Physiological basis of dissonance
Musical styles are similar to languages, in that certain physical, physiological, and neurological facts create bounds that greatly affect the development of all languages. Nevertheless, different cultures and traditions have incorporated the possibilities and limitations created by these physical and neurological facts into vastly different, living systems of human language. Neither the importance of the underlying facts nor the importance of the culture in assigning a particular meaning to the underlying facts should be understated.
For instance, two notes played simultaneously but with slightly different frequencies produce a beating "wah-wah-wah" sound that is very audible. Musical styles such as traditional European classical music consider this effect to be objectionable ("out of tune") and go to great lengths to eliminate it. Other musical styles such as Indonesian gamelan consider this sound to be an attractive part of the musical timbre and go to equally great lengths to create instruments that have this slight "roughness" as a feature of their sound (Vassilakis, 2005).

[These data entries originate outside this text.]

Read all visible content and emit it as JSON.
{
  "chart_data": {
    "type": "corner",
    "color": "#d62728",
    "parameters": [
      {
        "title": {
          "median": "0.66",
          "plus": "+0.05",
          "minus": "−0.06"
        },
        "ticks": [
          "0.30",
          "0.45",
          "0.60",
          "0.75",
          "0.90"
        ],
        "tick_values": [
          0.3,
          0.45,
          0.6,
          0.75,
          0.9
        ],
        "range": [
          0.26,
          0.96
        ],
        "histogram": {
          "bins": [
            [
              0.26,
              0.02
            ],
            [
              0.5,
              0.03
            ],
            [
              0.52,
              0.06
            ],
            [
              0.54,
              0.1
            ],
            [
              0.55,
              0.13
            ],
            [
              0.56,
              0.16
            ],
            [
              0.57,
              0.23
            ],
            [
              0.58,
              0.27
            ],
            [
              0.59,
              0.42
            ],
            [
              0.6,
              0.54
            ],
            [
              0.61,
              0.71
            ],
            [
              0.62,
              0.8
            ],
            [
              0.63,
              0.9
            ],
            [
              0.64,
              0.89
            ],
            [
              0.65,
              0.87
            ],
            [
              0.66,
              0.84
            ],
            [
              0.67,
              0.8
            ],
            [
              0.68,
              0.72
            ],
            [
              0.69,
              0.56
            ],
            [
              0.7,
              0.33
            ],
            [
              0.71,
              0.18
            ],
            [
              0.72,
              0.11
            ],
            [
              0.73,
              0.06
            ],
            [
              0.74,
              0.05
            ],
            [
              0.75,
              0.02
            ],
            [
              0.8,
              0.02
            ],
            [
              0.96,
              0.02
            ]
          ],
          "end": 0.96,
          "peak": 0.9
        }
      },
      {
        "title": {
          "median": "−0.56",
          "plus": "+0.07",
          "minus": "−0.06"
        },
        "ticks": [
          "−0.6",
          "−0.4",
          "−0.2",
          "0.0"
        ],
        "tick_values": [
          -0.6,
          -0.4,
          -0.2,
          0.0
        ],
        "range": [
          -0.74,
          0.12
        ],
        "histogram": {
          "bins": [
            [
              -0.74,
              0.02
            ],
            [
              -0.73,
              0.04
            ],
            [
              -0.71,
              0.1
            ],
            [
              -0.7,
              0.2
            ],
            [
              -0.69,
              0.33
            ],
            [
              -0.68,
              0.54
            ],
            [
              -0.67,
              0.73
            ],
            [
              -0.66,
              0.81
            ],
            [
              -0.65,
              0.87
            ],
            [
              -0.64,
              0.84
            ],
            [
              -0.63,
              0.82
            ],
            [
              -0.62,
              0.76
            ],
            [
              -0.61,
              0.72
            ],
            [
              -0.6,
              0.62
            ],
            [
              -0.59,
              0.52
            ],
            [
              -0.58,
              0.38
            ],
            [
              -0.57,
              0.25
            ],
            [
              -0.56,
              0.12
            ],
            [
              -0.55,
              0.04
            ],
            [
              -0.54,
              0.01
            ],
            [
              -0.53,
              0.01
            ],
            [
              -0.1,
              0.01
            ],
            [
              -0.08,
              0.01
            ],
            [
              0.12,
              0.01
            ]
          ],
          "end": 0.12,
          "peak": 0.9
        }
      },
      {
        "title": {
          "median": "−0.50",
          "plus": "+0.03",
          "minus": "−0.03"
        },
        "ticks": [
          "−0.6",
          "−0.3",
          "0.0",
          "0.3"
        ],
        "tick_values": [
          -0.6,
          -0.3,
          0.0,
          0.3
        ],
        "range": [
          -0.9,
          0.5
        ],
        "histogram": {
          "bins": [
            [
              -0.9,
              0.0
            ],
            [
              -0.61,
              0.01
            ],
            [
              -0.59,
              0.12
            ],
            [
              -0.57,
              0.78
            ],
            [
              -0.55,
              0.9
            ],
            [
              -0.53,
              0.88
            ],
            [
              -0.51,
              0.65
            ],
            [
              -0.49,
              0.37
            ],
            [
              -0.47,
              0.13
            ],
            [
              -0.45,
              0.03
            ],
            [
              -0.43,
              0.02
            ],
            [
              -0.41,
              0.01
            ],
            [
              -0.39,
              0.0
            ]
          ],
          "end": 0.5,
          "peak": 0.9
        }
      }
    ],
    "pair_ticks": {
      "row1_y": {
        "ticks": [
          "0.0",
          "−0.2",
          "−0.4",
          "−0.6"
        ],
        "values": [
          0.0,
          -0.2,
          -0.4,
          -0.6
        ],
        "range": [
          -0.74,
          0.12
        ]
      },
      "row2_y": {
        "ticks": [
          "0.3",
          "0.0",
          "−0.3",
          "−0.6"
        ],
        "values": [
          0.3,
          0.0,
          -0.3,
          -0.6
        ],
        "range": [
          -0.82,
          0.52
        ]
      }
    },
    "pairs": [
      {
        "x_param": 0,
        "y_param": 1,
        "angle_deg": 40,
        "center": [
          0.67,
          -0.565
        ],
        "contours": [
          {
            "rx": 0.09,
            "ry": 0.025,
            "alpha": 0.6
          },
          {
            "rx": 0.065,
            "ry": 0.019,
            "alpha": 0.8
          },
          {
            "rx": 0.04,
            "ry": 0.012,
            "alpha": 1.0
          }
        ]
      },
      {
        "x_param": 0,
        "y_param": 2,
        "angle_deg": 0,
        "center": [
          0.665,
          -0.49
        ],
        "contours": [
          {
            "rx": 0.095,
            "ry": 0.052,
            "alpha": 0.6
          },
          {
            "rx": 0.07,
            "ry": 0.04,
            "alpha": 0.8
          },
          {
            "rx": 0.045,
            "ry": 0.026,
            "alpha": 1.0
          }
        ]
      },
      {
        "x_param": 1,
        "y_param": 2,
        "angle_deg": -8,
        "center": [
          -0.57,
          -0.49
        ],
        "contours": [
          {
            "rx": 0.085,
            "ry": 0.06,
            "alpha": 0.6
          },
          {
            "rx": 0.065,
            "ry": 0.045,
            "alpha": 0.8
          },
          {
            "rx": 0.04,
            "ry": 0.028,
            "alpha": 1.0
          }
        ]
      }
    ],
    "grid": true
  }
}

In human hearing, the varying effect of simple ratios may be perceived by one of these mechanisms:
Fusion or pattern matching: fundamentals may be perceived through pattern matching of the separately analyzed partials to a best-fit exact-harmonic template (Gerson & Goldstein, 1978) or the best-fit subharmonic (Terhardt, 1974), or harmonics may be perceptually fused into one entity, with dissonances being those intervals less likely to be mistaken for unisons, the imperfect intervals, because of the multiple estimates, at perfect intervals, of fundamentals, for one harmonic tone (Terhardt, 1974). By these definitions, inharmonic partials of otherwise harmonic spectra are usually processed separately (Hartmann et al., 1990), unless frequency or amplitude modulated coherently with the harmonic partials (McAdams, 1983). For some of these definitions, neural firing supplies the data for pattern matching; see directly below (e.g., Moore, 1989; pp. 183–187; Srulovicz & Goldstein, 1983).
Period length or neural-firing coincidence: with the length of periodic neural firing created by two or more waveforms, higher simple numbers creating longer periods or lesser coincidence of neural firing and thus dissonance (Patternson, 1986; Boomsliter & Creel, 1961; Meyer, 1898; Roederer, 1973, pp. 145-149). Purely harmonic tones cause neural firing exactly with the period or some multiple of the pure tone.